Industry 10:34 May 17, 2019

SEJONG, May 17 (Yonhap) -- South Korea on Friday warned of growing downside risks stemming from the slowing global economy and lower demand for semiconductors.

South Korea's main economic indicators, such as facility investment and exports, remained weak in the first quarter amid growing downside risks, the Ministry of Economy and Finance said in its monthly economic assessment report.

The report also said the trade war between the United States and China has emerged as a volatile factor in international financial markets amid lingering uncertainties over Britain's planned departure from the European Union.

The report -- called the Green Book -- is based on the latest economic indicators of such key factors as output, exports, consumption and corporate investment, which provide clues as to how Asia's fourth-largest economy has been faring in recent months.

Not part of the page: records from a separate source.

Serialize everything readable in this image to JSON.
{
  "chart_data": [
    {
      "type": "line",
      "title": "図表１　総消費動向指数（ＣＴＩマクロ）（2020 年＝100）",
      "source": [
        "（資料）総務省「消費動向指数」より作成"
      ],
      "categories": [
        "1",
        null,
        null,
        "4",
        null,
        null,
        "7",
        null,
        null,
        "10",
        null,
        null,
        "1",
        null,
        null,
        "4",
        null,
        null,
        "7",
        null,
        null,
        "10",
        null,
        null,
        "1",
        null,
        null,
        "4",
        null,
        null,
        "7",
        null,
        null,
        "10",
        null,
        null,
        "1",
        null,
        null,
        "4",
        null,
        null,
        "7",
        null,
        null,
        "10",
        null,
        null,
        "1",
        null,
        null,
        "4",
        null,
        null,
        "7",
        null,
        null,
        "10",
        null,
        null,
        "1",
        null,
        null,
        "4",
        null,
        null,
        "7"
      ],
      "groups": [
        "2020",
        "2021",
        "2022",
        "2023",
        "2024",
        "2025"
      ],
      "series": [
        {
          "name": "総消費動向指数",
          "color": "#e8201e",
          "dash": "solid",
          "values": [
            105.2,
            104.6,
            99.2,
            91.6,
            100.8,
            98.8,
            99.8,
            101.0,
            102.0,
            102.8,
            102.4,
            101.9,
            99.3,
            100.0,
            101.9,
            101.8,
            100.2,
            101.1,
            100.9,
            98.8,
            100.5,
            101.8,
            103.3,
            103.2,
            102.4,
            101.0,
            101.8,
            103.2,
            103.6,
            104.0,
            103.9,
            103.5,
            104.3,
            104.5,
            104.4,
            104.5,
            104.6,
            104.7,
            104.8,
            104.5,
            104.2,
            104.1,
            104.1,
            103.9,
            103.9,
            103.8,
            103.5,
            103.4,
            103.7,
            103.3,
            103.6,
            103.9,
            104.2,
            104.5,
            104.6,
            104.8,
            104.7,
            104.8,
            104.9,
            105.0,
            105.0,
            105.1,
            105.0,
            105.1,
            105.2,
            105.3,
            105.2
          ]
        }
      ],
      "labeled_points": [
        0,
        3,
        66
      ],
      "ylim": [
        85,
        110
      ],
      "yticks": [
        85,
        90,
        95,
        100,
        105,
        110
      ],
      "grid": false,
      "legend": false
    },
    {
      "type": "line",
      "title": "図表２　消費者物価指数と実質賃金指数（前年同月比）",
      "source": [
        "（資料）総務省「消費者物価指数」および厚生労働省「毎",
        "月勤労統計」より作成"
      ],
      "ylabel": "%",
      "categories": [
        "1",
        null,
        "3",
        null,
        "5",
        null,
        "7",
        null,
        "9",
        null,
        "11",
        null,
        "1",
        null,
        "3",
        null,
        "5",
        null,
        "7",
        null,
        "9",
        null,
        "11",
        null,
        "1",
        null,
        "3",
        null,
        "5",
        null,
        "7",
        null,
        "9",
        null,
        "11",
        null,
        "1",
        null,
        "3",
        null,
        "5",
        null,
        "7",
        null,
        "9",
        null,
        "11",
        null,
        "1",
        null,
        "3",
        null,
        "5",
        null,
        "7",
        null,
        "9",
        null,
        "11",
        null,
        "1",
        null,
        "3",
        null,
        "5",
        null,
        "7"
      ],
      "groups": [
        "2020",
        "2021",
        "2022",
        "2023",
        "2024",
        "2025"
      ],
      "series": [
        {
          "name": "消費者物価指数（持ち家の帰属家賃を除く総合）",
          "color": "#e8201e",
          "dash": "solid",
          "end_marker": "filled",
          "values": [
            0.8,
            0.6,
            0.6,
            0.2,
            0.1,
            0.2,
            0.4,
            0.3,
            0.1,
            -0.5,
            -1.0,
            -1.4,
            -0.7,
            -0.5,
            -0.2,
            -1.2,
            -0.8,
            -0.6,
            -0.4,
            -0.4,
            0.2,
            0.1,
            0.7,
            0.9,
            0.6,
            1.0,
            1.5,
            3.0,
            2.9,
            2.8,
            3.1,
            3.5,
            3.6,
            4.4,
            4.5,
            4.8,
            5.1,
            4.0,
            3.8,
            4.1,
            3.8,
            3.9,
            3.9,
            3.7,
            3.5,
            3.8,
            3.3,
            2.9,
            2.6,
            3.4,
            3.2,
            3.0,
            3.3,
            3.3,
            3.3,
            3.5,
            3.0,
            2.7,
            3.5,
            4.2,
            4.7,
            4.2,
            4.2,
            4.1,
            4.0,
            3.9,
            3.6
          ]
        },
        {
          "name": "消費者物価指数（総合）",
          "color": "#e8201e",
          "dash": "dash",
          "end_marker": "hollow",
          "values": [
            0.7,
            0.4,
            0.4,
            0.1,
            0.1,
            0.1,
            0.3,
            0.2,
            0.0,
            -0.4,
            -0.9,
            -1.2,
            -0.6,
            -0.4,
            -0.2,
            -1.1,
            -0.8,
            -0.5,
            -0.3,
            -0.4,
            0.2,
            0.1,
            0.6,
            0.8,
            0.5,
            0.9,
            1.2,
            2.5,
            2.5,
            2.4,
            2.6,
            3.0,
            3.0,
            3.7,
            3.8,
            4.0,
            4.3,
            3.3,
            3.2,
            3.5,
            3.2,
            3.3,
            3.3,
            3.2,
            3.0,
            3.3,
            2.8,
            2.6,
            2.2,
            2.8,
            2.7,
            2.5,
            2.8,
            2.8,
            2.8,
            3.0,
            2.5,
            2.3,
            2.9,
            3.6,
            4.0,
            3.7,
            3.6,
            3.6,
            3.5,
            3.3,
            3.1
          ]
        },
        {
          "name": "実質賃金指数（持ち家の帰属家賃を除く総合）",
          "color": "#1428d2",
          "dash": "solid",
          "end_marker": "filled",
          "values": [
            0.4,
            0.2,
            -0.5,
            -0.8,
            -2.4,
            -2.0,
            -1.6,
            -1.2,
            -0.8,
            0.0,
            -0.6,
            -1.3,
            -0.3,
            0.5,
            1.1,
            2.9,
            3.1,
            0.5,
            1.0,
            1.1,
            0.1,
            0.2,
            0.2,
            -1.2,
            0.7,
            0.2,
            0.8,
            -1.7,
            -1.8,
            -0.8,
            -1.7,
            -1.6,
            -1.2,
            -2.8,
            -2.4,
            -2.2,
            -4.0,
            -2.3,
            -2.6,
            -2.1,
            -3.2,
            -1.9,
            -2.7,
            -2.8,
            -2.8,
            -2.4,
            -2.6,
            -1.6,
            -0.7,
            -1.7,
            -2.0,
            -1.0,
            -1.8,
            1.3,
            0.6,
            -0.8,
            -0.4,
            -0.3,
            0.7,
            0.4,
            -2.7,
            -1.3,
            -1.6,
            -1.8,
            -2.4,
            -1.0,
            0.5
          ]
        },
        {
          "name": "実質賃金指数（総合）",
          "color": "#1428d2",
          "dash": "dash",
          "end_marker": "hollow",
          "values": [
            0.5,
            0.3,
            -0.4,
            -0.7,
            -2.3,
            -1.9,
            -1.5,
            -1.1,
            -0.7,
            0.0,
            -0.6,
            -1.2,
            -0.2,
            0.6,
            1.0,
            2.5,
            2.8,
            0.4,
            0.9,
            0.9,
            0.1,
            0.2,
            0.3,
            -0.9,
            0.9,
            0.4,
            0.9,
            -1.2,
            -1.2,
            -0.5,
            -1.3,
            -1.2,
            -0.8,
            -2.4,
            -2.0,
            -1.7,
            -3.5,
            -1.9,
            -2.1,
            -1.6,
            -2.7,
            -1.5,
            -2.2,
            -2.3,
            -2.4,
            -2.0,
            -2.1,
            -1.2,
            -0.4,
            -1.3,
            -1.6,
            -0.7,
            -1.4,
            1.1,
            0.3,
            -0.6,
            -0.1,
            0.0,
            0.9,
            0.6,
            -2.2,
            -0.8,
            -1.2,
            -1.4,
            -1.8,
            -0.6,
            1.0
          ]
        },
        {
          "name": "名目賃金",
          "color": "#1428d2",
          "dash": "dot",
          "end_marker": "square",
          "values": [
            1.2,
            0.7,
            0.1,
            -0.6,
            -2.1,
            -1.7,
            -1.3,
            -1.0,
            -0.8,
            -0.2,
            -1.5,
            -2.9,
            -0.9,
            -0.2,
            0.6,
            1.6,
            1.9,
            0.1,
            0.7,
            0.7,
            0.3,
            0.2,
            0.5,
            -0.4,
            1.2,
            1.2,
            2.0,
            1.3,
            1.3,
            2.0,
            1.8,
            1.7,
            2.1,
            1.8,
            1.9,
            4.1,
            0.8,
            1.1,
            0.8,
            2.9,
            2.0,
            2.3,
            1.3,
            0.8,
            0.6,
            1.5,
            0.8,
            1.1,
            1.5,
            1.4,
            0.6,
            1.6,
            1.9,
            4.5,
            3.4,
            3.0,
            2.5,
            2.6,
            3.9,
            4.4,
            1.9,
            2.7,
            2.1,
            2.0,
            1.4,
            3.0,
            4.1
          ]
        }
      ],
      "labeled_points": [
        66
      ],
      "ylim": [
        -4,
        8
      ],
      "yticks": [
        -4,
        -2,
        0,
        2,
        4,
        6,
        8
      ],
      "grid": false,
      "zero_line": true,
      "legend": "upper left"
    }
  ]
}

The file photo shows copies of Green Book. (Yonhap)

South Korea's exports fell 2 percent in April from a year earlier, extending their on-year decline to fifth consecutive months, due to a drawn-out slump in chips and weak demand from China.

Semiconductors are a key export product in South Korea, home to Samsung Electronics, the world's largest memory chip maker, and its smaller rival, SK hynix.

Exports to China -- South Korea's largest trading partner -- decreased 4.5 percent on-year in April, falling for the sixth consecutive month to $12.4 billion.

South Korea is concerned that its outbound shipments of semiconductors and intermediate products to China could suffer a further setback in case of the deepening trade war between the world's two largest economies, which are also Seoul's key trading partners.

Asia's fourth-largest economy unexpectedly contracted an estimated 0.3 percent in the first quarter of the year from three months earlier, marking the worst performance in a decade.

The Bank of Korea slashed its economic outlook for the year to 2.5 percent from 2.6 percent, which is slightly lower than the government's target of between 2.6 percent and 2.7 percent.

In March, Moody's Investors Service revised down its growth outlook for South Korea's economy this year to 2.1 percent from its previous forecast of 2.3 percent in November last year, citing lower demand for intermediate products from China.